The answers are not straightforward. The story begins in 2016 when the first biosimilaropens in a new tab or window came to market in the U.S. Biosimilars are near identical copies of the original therapy with the same active ingredient, mechanism of action, and risks -- but they cost less. They are made to be interchangeable with the original therapy. While this sounds reasonable at face value, the issue stems from onerous requirements implemented by insurance companies and pharmacy benefit managers (PBMs) mandating use of very specific "preferred" therapies. I've seen the consequences firsthand at my community practice that provides infusion services.

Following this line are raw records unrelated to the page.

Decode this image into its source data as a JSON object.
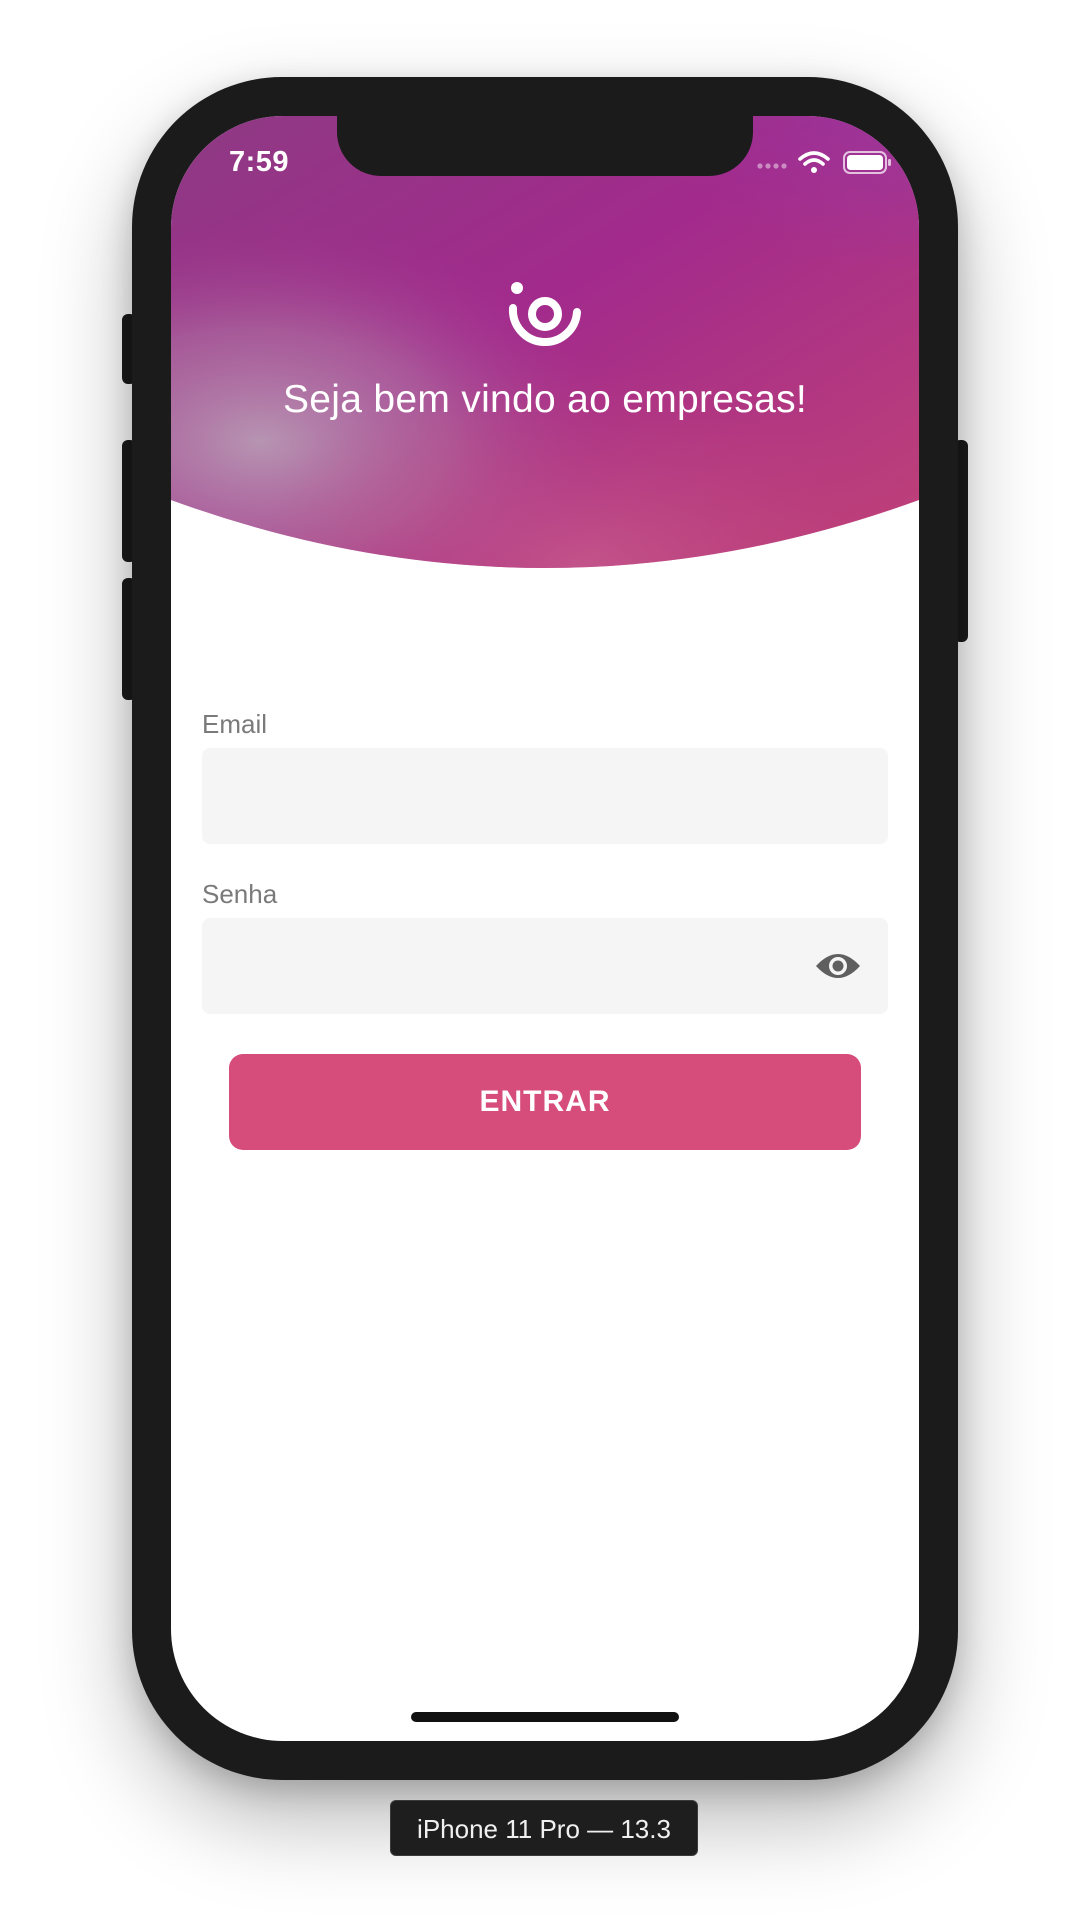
{
  "status_bar": {
    "time": "7:59",
    "signal_icon": "signal-dots-icon",
    "wifi_icon": "wifi-icon",
    "battery_icon": "battery-icon"
  },
  "header": {
    "logo_icon": "ioasys-logo-icon",
    "welcome_text": "Seja bem vindo ao empresas!",
    "gradient_colors": [
      "#8e3a84",
      "#a22a8c",
      "#c04277",
      "#b08aa8"
    ]
  },
  "form": {
    "email": {
      "label": "Email",
      "value": "",
      "placeholder": ""
    },
    "password": {
      "label": "Senha",
      "value": "",
      "placeholder": "",
      "toggle_icon": "eye-icon"
    },
    "submit_label": "ENTRAR"
  },
  "device_caption": "iPhone 11 Pro — 13.3",
  "colors": {
    "accent": "#d64d7c",
    "field_background": "#f5f5f5",
    "label_text": "#7a7a7a",
    "frame": "#1b1b1c"
  }
}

My patient Savannah* is a classic example. She has ulcerative colitis, a chronic condition that causes inflammation in her colon. It took quite a bit of time until we found her the appropriate infusion therapy and dosing schedule to get her into remission and feeling well. Savannah's insurer subsequently required her to change to another biosimilar. However, the required prior authorization was repeatedly denied, which delayed her therapy and risked disease recurrence.
 
Is there a link to this or are you posting about one of your clients?

Does "Savannah" have a managed care plan? Is the medication self injected, received in a doctors office or infusion center?



There seems to be a similar article on The Hill from 2018.

Would you be willing to take part in a high-stakes card game where one player at the table can see every other player’s cards?

You might as well play with a blindfold on. When your opponent holds all the cards, sees all, knows all and controls all, you’re going to lose.

That’s the situation for millions of Medicare Part D patients and their families, as well as the physicians and pharmacists who work with them. The deck is stacked against them all, because pharmacy benefit managers hold all the cards — and they control the game.





For patients in Part D plans, the price they pay for a prescription at the pharmacy counter is directed by their Part D plan’s pharmacy benefit manager and is often based on an amount that is higher than that which the pharmacy is being reimbursed for the same prescription.